Teaching is difficult. Excellent teaching is even harder. Building a strong connection with students, along with pedagogy, best practices…and sometimes a magic wand, is the foundation to any lasting teaching. During my first few years teaching, it bothered me that some students just didn’t seem to like me. I couldn’t figure it out. I thought I was such a likeable person. What was I doing in the classroom that was causing this reaction?
After a few years, I came to feel very comfortable with my classes. Students generally liked me, my classroom, and what we were doing. So I asked them, what’s the deal? I asked 60 students: What makes you like one teacher and not another?
They spoke candidly, honestly, and their answers were very informative. I wish I had had this information when I first began teaching. Hopefully, this can help some of you who are just starting. Here were their responses in order of importance of unappealing characteristics of a teacher (1 being the most important):
- Teachers who do not seem to like their students.
- The teacher that gets upset easily or yells often.
- The teacher that teaches a subject the students hate.
- They ignore their students.
- The teacher that demands all the power in the classroom.
- Teachers who pick on or single out the students who tend to get in trouble often.
- The teacher that does not have enough behavioral management skills or training to control a classroom.

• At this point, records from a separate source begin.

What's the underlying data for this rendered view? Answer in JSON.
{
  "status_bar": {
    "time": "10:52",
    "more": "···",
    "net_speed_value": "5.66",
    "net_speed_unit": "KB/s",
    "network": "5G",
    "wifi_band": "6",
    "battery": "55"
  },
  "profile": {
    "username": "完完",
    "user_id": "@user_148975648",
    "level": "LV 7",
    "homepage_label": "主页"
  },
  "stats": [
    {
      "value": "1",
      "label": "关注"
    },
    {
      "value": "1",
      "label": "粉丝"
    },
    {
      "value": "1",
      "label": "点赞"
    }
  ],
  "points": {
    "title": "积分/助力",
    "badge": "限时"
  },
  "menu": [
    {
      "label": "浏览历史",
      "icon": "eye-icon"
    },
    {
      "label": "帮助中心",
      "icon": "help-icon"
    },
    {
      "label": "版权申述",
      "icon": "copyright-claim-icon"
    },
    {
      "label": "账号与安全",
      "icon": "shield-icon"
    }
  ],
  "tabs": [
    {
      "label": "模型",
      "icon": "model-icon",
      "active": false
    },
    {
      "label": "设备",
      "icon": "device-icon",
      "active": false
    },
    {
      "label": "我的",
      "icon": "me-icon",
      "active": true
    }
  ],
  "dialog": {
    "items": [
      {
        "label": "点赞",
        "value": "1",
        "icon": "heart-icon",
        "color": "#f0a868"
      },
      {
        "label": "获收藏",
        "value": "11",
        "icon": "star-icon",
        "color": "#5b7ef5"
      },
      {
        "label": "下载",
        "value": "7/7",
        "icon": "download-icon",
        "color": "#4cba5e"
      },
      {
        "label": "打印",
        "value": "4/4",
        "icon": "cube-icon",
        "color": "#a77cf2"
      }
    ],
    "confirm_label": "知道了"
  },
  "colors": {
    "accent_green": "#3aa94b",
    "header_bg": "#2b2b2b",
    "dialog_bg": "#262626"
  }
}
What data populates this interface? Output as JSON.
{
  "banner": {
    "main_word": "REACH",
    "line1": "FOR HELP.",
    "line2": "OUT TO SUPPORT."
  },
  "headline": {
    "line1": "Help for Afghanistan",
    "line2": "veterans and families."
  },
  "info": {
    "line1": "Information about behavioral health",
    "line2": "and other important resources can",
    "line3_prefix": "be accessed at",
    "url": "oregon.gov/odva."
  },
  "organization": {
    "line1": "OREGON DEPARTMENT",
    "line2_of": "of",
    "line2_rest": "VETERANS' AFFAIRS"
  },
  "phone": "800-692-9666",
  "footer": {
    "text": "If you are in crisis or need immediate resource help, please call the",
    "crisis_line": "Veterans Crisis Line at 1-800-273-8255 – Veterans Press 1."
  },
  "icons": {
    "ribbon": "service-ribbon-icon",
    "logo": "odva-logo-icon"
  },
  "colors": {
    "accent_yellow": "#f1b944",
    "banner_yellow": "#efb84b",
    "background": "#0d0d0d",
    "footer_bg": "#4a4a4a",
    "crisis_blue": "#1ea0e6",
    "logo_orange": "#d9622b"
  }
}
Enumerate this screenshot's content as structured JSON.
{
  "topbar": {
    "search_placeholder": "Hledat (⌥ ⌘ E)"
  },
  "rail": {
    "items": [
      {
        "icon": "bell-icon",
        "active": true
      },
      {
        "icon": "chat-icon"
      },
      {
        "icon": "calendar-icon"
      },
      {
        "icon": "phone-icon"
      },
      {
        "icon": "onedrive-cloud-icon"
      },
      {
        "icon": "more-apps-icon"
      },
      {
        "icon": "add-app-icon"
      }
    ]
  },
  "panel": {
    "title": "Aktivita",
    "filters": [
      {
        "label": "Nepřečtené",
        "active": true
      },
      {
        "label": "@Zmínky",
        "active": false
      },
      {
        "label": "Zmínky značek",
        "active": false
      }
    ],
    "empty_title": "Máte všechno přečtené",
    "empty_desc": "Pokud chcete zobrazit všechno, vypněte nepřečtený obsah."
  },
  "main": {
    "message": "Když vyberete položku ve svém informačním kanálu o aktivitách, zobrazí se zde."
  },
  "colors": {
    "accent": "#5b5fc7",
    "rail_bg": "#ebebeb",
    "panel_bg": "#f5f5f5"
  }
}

- Teachers that don’t trust their students.
- The teacher who tries to be like, mirror, their students in a contrived manner.
- The teacher who chooses favorites
I wish I had this list when I first started. Without this feedback, I unknowingly fell into many negative patterns. Students see many teachers through their lifetime. They feel more comfortable and learn more from some teachers than others. But there are things, such as those listed above, that can help more students get the most out of their education. Sometimes I do find myself falling back into some of these habits. But I’ve made a habit of reviewing student feedback from time to time, and this information helps me quickly snap out of my old patterns. This process helps me get back on track and give students the type of teacher they need and deserve. Old habits die hard, but when we start speaking to students, we better ourselves as teachers, and in turn make our classrooms a better place for everyone.